Submitted to: Journal of Dairy Science
Publication Type: Abstract Only
Publication Acceptance Date: 3/23/2004
Publication Date: 7/25/2004
Citation: Cole, J., Tooker, M., VanRaden, P., Megonigal, J., Jr. 2004. Breed composition codes for crossbred dairy cattle in the United States [abstract]. Journal of Dairy Science. 87(Suppl. 1):284-285.

Interpretive Summary:

Technical Abstract: Crossbred animals in the US dairy cattle population do not currently receive genetic evaluations. A system for storing breed composition data was developed and the software implemented. Crossbreds are animals whose sire and dam breeds are known but different. Two ways that crossbred animals may be handled in an evaluation are: they may be included in the breed-of-sire evaluation, or all animals may be combined into a single evaluation. For each crossbred cow (n=431,432) the database stores animal identification, breed of animal registry, breed fractions for 18 dairy breeds and an "unknown" category, a four-generation breed stack, a sire breed stack, and a heterosis value.
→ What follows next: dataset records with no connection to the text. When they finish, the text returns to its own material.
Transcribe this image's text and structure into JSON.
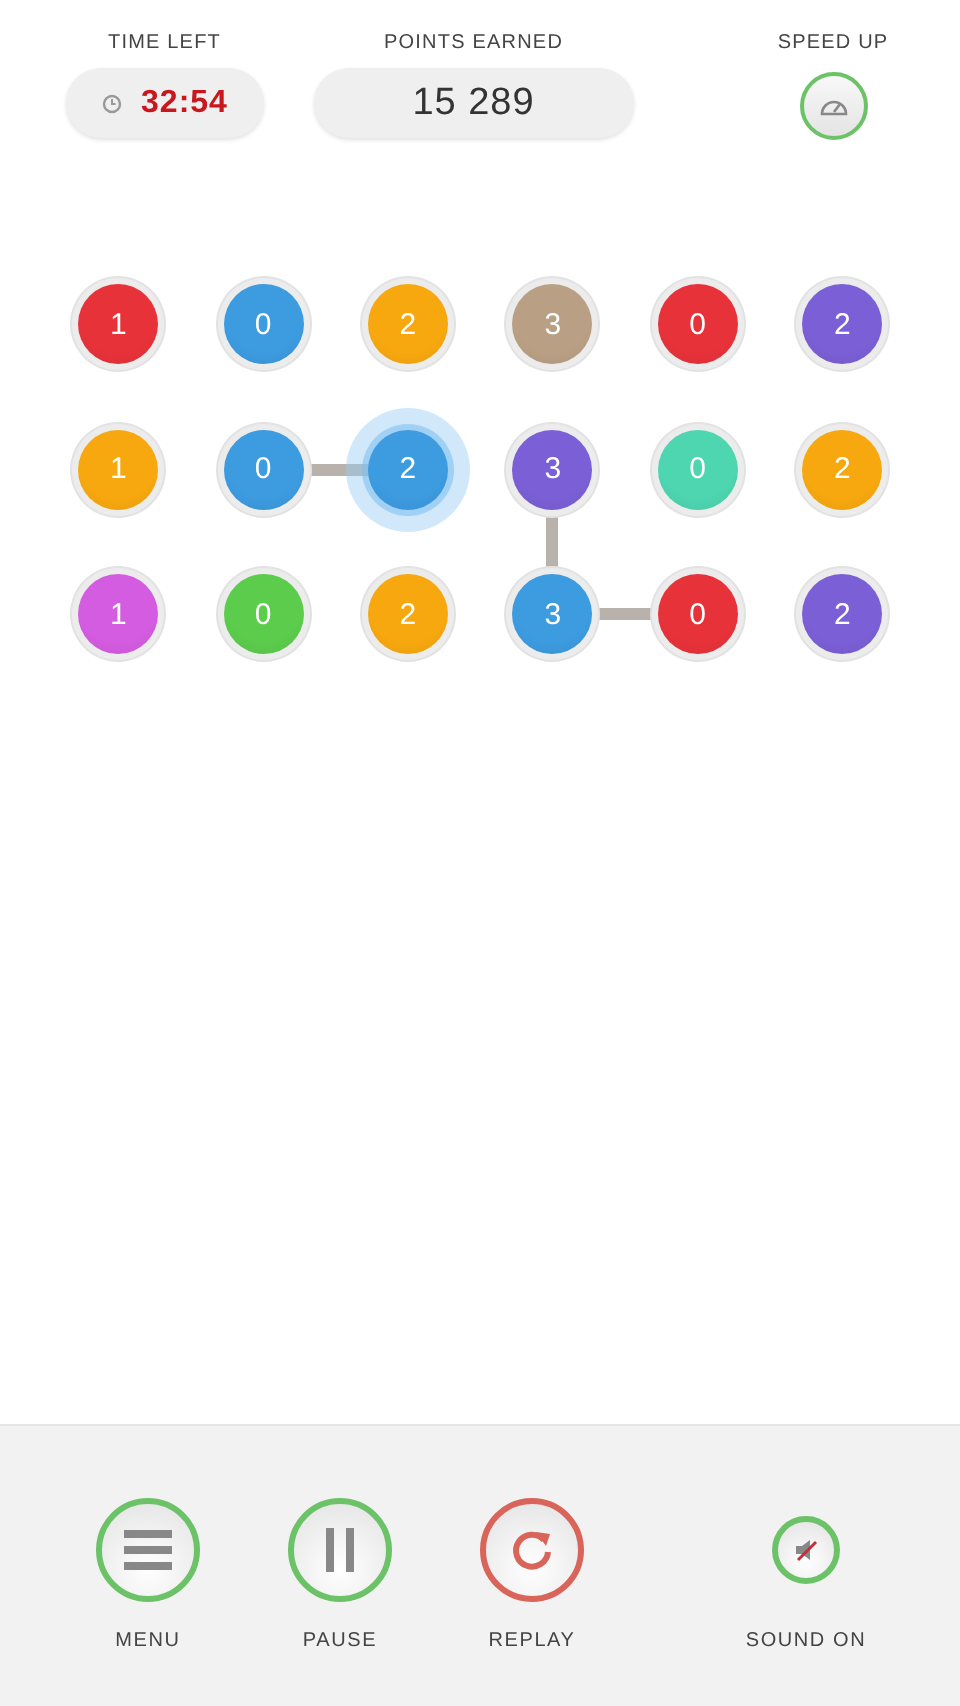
{
  "header": {
    "time_left": {
      "label": "TIME LEFT",
      "value": "32:54"
    },
    "points": {
      "label": "POINTS EARNED",
      "value": "15 289"
    },
    "speed_up": {
      "label": "SPEED UP"
    }
  },
  "grid": [
    [
      {
        "number": "1",
        "color": "#e8323a",
        "selected": false
      },
      {
        "number": "0",
        "color": "#3d9be0",
        "selected": false
      },
      {
        "number": "2",
        "color": "#f8a80f",
        "selected": false
      },
      {
        "number": "3",
        "color": "#b9a085",
        "selected": false
      },
      {
        "number": "0",
        "color": "#e8323a",
        "selected": false
      },
      {
        "number": "2",
        "color": "#7b5fd6",
        "selected": false
      }
    ],
    [
      {
        "number": "1",
        "color": "#f8a80f",
        "selected": false
      },
      {
        "number": "0",
        "color": "#3d9be0",
        "selected": false,
        "link_right": true
      },
      {
        "number": "2",
        "color": "#3d9be0",
        "selected": true
      },
      {
        "number": "3",
        "color": "#7b5fd6",
        "selected": false,
        "link_down": true
      },
      {
        "number": "0",
        "color": "#4dd6b0",
        "selected": false
      },
      {
        "number": "2",
        "color": "#f8a80f",
        "selected": false
      }
    ],
    [
      {
        "number": "1",
        "color": "#d45ce0",
        "selected": false
      },
      {
        "number": "0",
        "color": "#5ccc4c",
        "selected": false
      },
      {
        "number": "2",
        "color": "#f8a80f",
        "selected": false
      },
      {
        "number": "3",
        "color": "#3d9be0",
        "selected": false,
        "link_right": true
      },
      {
        "number": "0",
        "color": "#e8323a",
        "selected": false
      },
      {
        "number": "2",
        "color": "#7b5fd6",
        "selected": false
      }
    ]
  ],
  "toolbar": [
    {
      "kind": "menu",
      "label": "MENU"
    },
    {
      "kind": "pause",
      "label": "PAUSE"
    },
    {
      "kind": "replay",
      "label": "REPLAY"
    },
    {
      "kind": "sound",
      "label": "SOUND ON"
    }
  ]
}
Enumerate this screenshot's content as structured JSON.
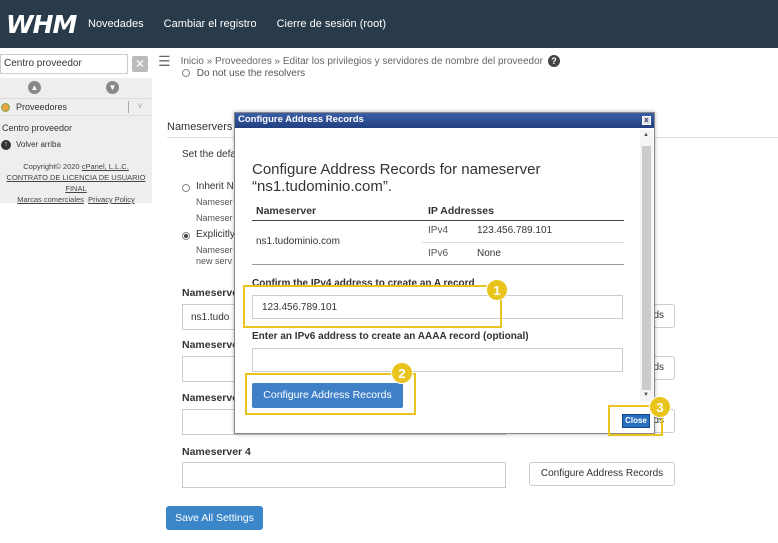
{
  "app": {
    "logo": "WHM"
  },
  "topnav": [
    "Novedades",
    "Cambiar el registro",
    "Cierre de sesión (root)"
  ],
  "sidebar": {
    "search_value": "Centro proveedor",
    "section": "Proveedores",
    "item": "Centro proveedor",
    "back": "Volver arriba",
    "copyright": "Copyright© 2020",
    "company": "cPanel, L.L.C.",
    "license": "CONTRATO DE LICENCIA DE USUARIO FINAL",
    "trademarks": "Marcas comerciales",
    "privacy": "Privacy Policy"
  },
  "breadcrumb": {
    "home": "Inicio",
    "sep": "»",
    "providers": "Proveedores",
    "page": "Editar los privilegios y servidores de nombre del proveedor"
  },
  "main": {
    "clipped_option": "Do not use the resolvers",
    "nameservers_label": "Nameservers",
    "set_default": "Set the default",
    "inherit": "Inherit N",
    "inherit_sub1": "Nameser",
    "inherit_sub2": "Nameser",
    "explicit": "Explicitly",
    "explicit_sub1": "Nameser",
    "explicit_sub2": "new serv",
    "ns1_label": "Nameserver",
    "ns1_value": "ns1.tudo",
    "ns2_label": "Nameserver",
    "ns3_label": "Nameserver",
    "ns4_label": "Nameserver 4",
    "cfg_btn_1": "ds",
    "cfg_btn_2": "ds",
    "cfg_btn_3": "ds",
    "cfg_btn_4": "Configure Address Records",
    "save": "Save All Settings"
  },
  "modal": {
    "title": "Configure Address Records",
    "close_x": "x",
    "heading": "Configure Address Records for nameserver “ns1.tudominio.com”.",
    "col_ns": "Nameserver",
    "col_ip": "IP Addresses",
    "ns": "ns1.tudominio.com",
    "ipv4_label": "IPv4",
    "ipv4": "123.456.789.101",
    "ipv6_label": "IPv6",
    "ipv6": "None",
    "confirm_label": "Confirm the IPv4 address to create an A record",
    "confirm_value": "123.456.789.101",
    "aaaa_label": "Enter an IPv6 address to create an AAAA record (optional)",
    "aaaa_value": "",
    "submit": "Configure Address Records",
    "close": "Close"
  },
  "badges": [
    "1",
    "2",
    "3"
  ],
  "colors": {
    "topbar": "#293a4a",
    "primary": "#3b86c8",
    "highlight": "#e8c41c"
  }
}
Standard two-letter breed codes are used in the breed stacks. Breed fractions were calculated from pedigree information in the USDA database as far back as data were available. As a result, the crossbred table includes >70,000 crosses that occurred >4 generations back in pedigrees, resulting in one breed with a very large contribution (e.g. 96.9% HO) to the breed composition and the other with a very small contribution (e.g. 3.1% JE). To avoid confusion the data may be reformatted for presentation (e.g. 97HO3JE), which would involve a small loss of precision. When purebred sires are used, the sire breed stack completely describes the mating system and may be used to identify rotational breeding programs. If crossbred sires are used, a four-generation breed stack is needed to identify reciprocal crosses that cannot be denoted by the breed composition alone. Consider a purebred Holstein sire mated to a purebred Jersey cow. Breed composition of a daughter would be 50HO50JE with a sire breed stack of HOJE and heterosis of 1.0. If that daughter were backcrossed to a Jersey bull, the resulting calf would have a breed composition of 75JE25HO, a sire breed stack of JEHOJE, and heterosis of 0.50. This system is necessary to facilitate implementation of across-breed genetic evaluations.